VA adapts to new workload
Dr. Gonzalo Vera, chief of mental health programs at the Northampton VA, said that of his caseload of 120 psychiatric patients who have fought predominantly in Vietnam but also in the Gulf War and elsewhere "virtually every single patient has been affected by the Iraq war, and has experienced a re triggering of trauma."

He estimates, based on interviews with clinicians in his department, that about 30 percent of patients have experienced a dramatic increase in symptoms that require medication.

Straining under the rising demand, Vera said the Northampton VA was reorganizing its treatment program to handle the caseload. The in patient program, one of only five of its kind in the country, will increase its capacity from 432 to 600 patients a year and boost its professional staff from 45 to 58.

Similar demands are being felt at Boston Veterans' Center, says its director, Tom Hannon.

Hannon said that the number of mental health visits to the Boston Vet Center has risen a steady 10 percent every year since Sept. 11th, reaching 6,000 visits a year. Among them, he said, are at least a dozen Vietnam veterans who have sons in Iraq and have re experienced trauma through their sons' service and through televised images of war.

"We have to be sure we are prepared to handle what's coming. I think there are a lot of challenges ahead to be sure we do that," said Hannon.

Some specialists worry that the VA continues to play down the depth of the mental health crisis among veterans, as the number of cases continues to climb. A Department of Defense task force on mental health concluded last week that 40 percent of returning Iraq and Afghanistan combat veterans suffer from mental health troubles.

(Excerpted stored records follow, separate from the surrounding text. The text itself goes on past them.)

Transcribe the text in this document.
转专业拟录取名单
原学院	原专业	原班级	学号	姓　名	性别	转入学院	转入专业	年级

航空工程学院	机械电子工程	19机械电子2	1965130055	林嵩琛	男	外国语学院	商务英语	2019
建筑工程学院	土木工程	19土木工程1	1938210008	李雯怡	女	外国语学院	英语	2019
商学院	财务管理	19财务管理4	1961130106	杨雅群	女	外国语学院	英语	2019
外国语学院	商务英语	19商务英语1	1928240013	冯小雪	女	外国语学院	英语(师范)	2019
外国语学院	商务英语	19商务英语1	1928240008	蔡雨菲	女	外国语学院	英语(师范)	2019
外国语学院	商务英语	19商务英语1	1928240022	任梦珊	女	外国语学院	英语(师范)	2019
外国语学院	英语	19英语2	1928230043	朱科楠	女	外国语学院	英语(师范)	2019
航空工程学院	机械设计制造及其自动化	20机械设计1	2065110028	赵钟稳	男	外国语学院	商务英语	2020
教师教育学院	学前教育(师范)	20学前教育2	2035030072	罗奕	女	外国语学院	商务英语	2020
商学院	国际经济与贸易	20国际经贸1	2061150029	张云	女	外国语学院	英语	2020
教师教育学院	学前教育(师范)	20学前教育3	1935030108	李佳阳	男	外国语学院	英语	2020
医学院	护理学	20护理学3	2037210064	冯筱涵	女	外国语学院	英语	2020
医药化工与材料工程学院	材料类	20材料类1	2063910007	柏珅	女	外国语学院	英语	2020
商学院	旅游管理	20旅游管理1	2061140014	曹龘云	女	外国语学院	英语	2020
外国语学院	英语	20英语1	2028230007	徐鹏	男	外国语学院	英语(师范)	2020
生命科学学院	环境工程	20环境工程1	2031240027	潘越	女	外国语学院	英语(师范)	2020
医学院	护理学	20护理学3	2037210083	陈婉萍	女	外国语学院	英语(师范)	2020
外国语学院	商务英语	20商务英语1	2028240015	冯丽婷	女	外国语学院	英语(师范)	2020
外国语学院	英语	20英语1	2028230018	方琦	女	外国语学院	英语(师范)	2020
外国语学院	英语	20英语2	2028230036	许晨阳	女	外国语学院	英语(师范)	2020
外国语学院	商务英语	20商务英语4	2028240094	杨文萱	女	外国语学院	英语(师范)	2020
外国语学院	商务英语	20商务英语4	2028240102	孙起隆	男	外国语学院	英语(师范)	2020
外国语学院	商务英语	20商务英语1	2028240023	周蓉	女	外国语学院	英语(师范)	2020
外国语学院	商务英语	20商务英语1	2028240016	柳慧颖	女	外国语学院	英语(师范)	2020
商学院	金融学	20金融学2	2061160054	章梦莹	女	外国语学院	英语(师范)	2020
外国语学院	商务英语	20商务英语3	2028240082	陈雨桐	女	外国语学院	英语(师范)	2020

"I think the problem is bigger than the VA is letting on and I don't think they're prepared to handle it," said John P. Wilson , professor of psychology at Cleveland State University and one of the world's top specialists on PTSD. "All data that is available is overwhelmingly clear that the war in Iraq is pushing all the buttons for Vietnam veterans, and for veterans of WWII as well."

Photographic reminders
On a recent Sunday evening, George and Michael sat at the family's kitchen table, photographs from their respective wars spread across the Formica.

"Did you ever have that feeling that you were just never coming home?" George asked his son, as he took in a digital print of Michael grinning from a gun turret, with the desert stretching out behind him.

"Every day," said Michael.

Michael smoked one cigarette after another; George drank Pepsi. There were long silences. To relive the trauma and share it with a reporter was not easy. There were times when both men had tears in their eyes.

At one point, to regain their composure, they stepped outside. They looked out through a cold drizzle on the town with its boarded up factories and small houses.

George was shivering as he wiped away a tear. Michael stamped out a cigarette and glanced out under the brim of his "Semper Fi" baseball cap.

"You OK, Dad?" he asked.

"I love ya, kid," George said as he reached out and hugged his son.